Slow-paced with little plot or tension, this beautifully shot documentary on Myanmar’s amber miners in a war zone could have drawn more from its chaotic background instead of focusing almost solely on the characters’ mundane and harsh everyday lives

By Han Cheung  /  Staff reporter

Thu, Aug 02, 2018 - Page 14

Don’t get too excited about the gorgeous, protracted fixed camera shot of a worker descending into an amber mine at the beginning of Blood Amber — there are many more of these to come. Too many, in fact.

In this slow-paced documentary on amber miners in Myanmar without much of a plot, director Lee Yung-chao (李永超) mostly fixates on the mundane details of the miners’ daily routines, patching together sequences that are beautiful and atmospheric but eventually start to feel painfully drawn out.

About an hour into the film, almost nothing has happened as the miners and the boss are unable to work due to high water levels in the shaft. We watch them eat, cook, bathe, chop trees, smoke, run errands and cook and eat again, while Lee sporadically asks them questions about the industry and their lives. And as the viewer’s patience begins to run out, the longest extended sequence of the film begins: five minutes watching the workers collect water and another 10 minutes of them walking back to their camp in silence.

It’s not surprising to learn that Lee is a fan of Taiwanese arthouse veteran Hou Hsiao-hsien (侯孝賢) and is an alumni of Hou’s Golden Horse Film Academy. This is the kind of style that has helped Hou become a darling of the festival circuits, with the documentary selected for the Locarno Film Festival and Busan International Film Festival last year, and nominated last month for best documentary for this year’s Asia-Pacific Film Festival.

Life in the mines, isolated from civilization high up in the mountains, is indeed harsh, repetitive and mundane, and Lee does fully convey that notion, especially with the prolonged shots and repetitive actions. There’s apparently a war going on nearby, as the workers hear explosions near the end of the film, which makes one suspect that there’s way more going on than the film depicts.

Interviews with Lee reveal a quite amazing backstory that could have given the film some tension and excitement. Apparently the area is controlled by ethnic Kachin rebels, who have been fighting the government since 2011, and also between 1961 and 1994. Amidst this chaos, amber mining is one of the few hopes for the locals to get out of poverty. This is touched on, but it feels like emphasizing it more would have been far more interesting than repeatedly watching them eat and sleep.

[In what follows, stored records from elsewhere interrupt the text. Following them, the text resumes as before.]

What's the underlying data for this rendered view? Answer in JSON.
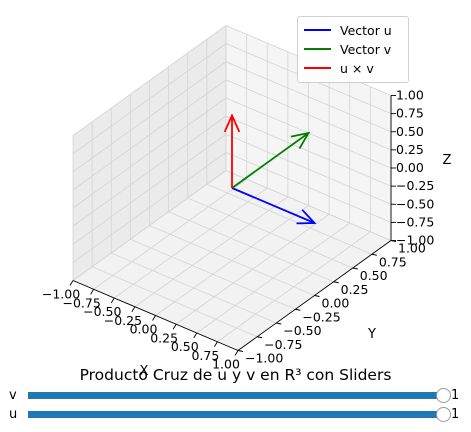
{
  "figure": {
    "title": "Producto Cruz de u y v en R³ con Sliders"
  },
  "legend": {
    "items": [
      {
        "label": "Vector u",
        "color": "#0000ff"
      },
      {
        "label": "Vector v",
        "color": "#008000"
      },
      {
        "label": "u × v",
        "color": "#ff0000"
      }
    ]
  },
  "sliders": {
    "v": {
      "label": "v",
      "value": "1"
    },
    "u": {
      "label": "u",
      "value": "1"
    }
  },
  "chart_data": {
    "type": "line",
    "projection": "3d",
    "xlabel": "X",
    "ylabel": "Y",
    "zlabel": "Z",
    "xlim": [
      -1.0,
      1.0
    ],
    "ylim": [
      -1.0,
      1.0
    ],
    "zlim": [
      -1.0,
      1.0
    ],
    "xticks": [
      "−1.00",
      "−0.75",
      "−0.50",
      "−0.25",
      "0.00",
      "0.25",
      "0.50",
      "0.75",
      "1.00"
    ],
    "yticks": [
      "−1.00",
      "−0.75",
      "−0.50",
      "−0.25",
      "0.00",
      "0.25",
      "0.50",
      "0.75",
      "1.00"
    ],
    "zticks": [
      "−1.00",
      "−0.75",
      "−0.50",
      "−0.25",
      "0.00",
      "0.25",
      "0.50",
      "0.75",
      "1.00"
    ],
    "grid": true,
    "legend_position": "top-right",
    "series": [
      {
        "name": "Vector u",
        "color": "#0000ff",
        "start": [
          0,
          0,
          0
        ],
        "end": [
          1,
          0,
          0
        ]
      },
      {
        "name": "Vector v",
        "color": "#008000",
        "start": [
          0,
          0,
          0
        ],
        "end": [
          0,
          1,
          0
        ]
      },
      {
        "name": "u × v",
        "color": "#ff0000",
        "start": [
          0,
          0,
          0
        ],
        "end": [
          0,
          0,
          1
        ]
      }
    ]
  }
}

The miners talk about some of these issues in their interviews, which show glimpses of their personalities and hardships, but overall their relationships with each other and the mine are not flushed out enough.

And Lee, who grew up in Myanmar but studied in Taiwan, actually risked his life to visit the area to make the film, mostly having to shoot covertly with minimal equipment. And the owner of the mine, Lee Shih-hao (李士豪), also a Myanmar-born ethnic Chinese who studied and worked in Taiwan, allowed the director to continue filming despite being paid a visit by the rebel troops and reportedly used his “connections” to keep people’s mouths shut.

It’s understandable that this is not a commercial film. The music, cinematography and the director’s willingness to experiment should really be commended, but it wouldn’t hurt to add some excitement into a film that has such a turbulent background.